Rules discriminate against graduates from provincial schools?
TAGBILARAN CITY — The National Organization of Professional Teachers, Inc. (NOPTI), the only association of public and private school mentors duly accredited by the Professional Regulation Commission (PRC), has appealed to the Department of Education (DepEd) to reexamine and, if necessary, amend its guidelines for public elementary and secondary school teachers.
Dr. Martha A. Mogol, NOPTI president, reported during the national conference of schools superintendents held at the Bohol Tropical Resort in this city that the teacher hiring rules indicated in DepEd Order No. 16, s. 2005, appear to violate some provisions of Republic Act No. 7836 also known as the Professionalization of Teaching in the Philippines Act.
Mogol, former director of DepEd’s Bureau of Secondary Education (BSE), claimed that the order gives low priority to Licensure Examination for Teachers (LET) passers with a 75 percent rating (who total over 30 percent of some 100,000 LET qualifiers) compared to those who have higher passing marks.
The same order, Mogol said, also gives LET passexrs who graduated from provincial teacher-education schools lower points in the ranking of applicants than those from prominent institutions in Metro Manila and other urban areas.
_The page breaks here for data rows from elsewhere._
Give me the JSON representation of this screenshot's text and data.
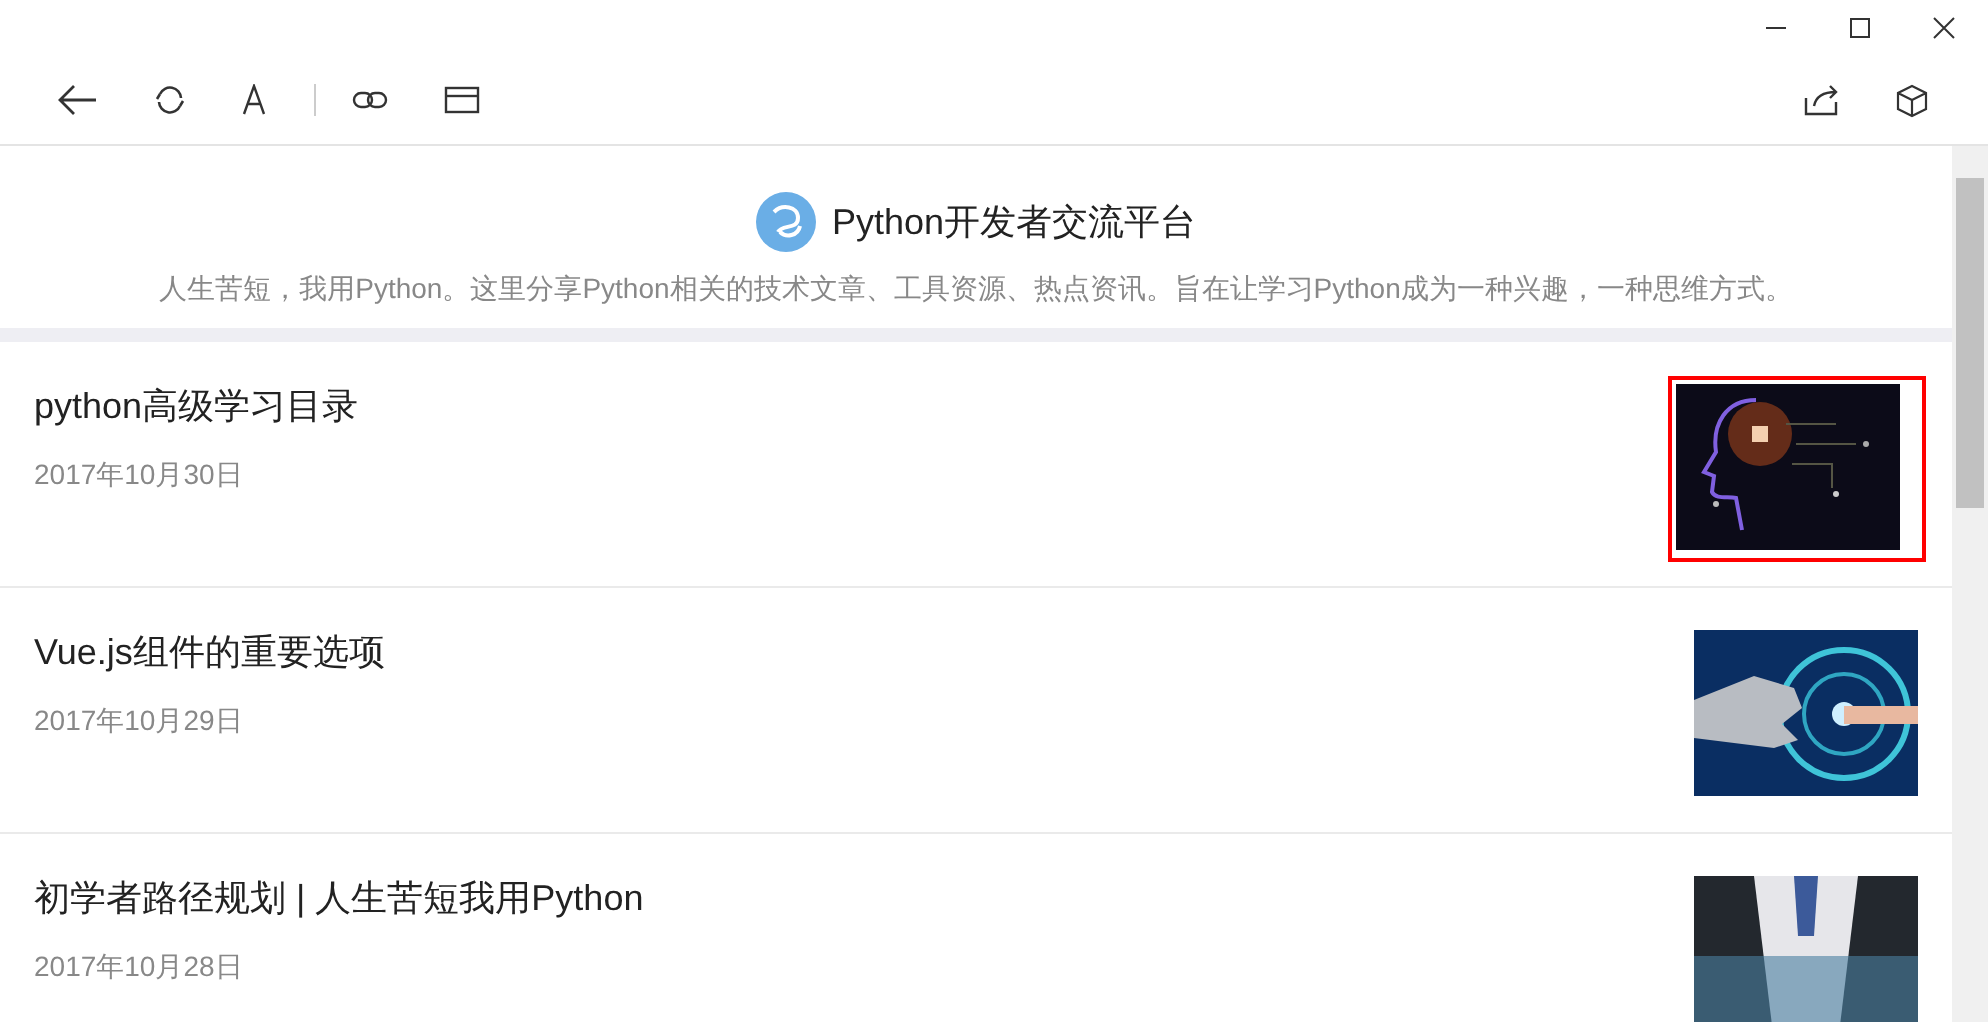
{
  "account": {
    "name": "Python开发者交流平台",
    "intro": "人生苦短，我用Python。这里分享Python相关的技术文章、工具资源、热点资讯。旨在让学习Python成为一种兴趣，一种思维方式。"
  },
  "articles": [
    {
      "title": "python高级学习目录",
      "date": "2017年10月30日",
      "highlighted": true,
      "kind": "picture"
    },
    {
      "title": "Vue.js组件的重要选项",
      "date": "2017年10月29日",
      "highlighted": false,
      "kind": "picture"
    },
    {
      "title": "初学者路径规划 | 人生苦短我用Python",
      "date": "2017年10月28日",
      "highlighted": false,
      "kind": "picture"
    }
  ]
}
Mogol said these hiring rules are not only unjust to and discriminatory against affected qualified teacher-applicants but are also violative of RA 7836, which never stipulates anything against those with 75 percent LET rating or those who finished their teaching courses from provincial schools.
She stressed that while NOPTI supports DepEd’s argument of "getting the best among qualified teacher applicants," this should never be to the extent of disregarding RA 7836 and other related laws which, undoubtedly, are always over and above any department order.
Mogol maintained that success in teaching is hardly measured by one’s rating in a government test nor by the school where one graduated but more by one’s dedication and commitment to her or his job.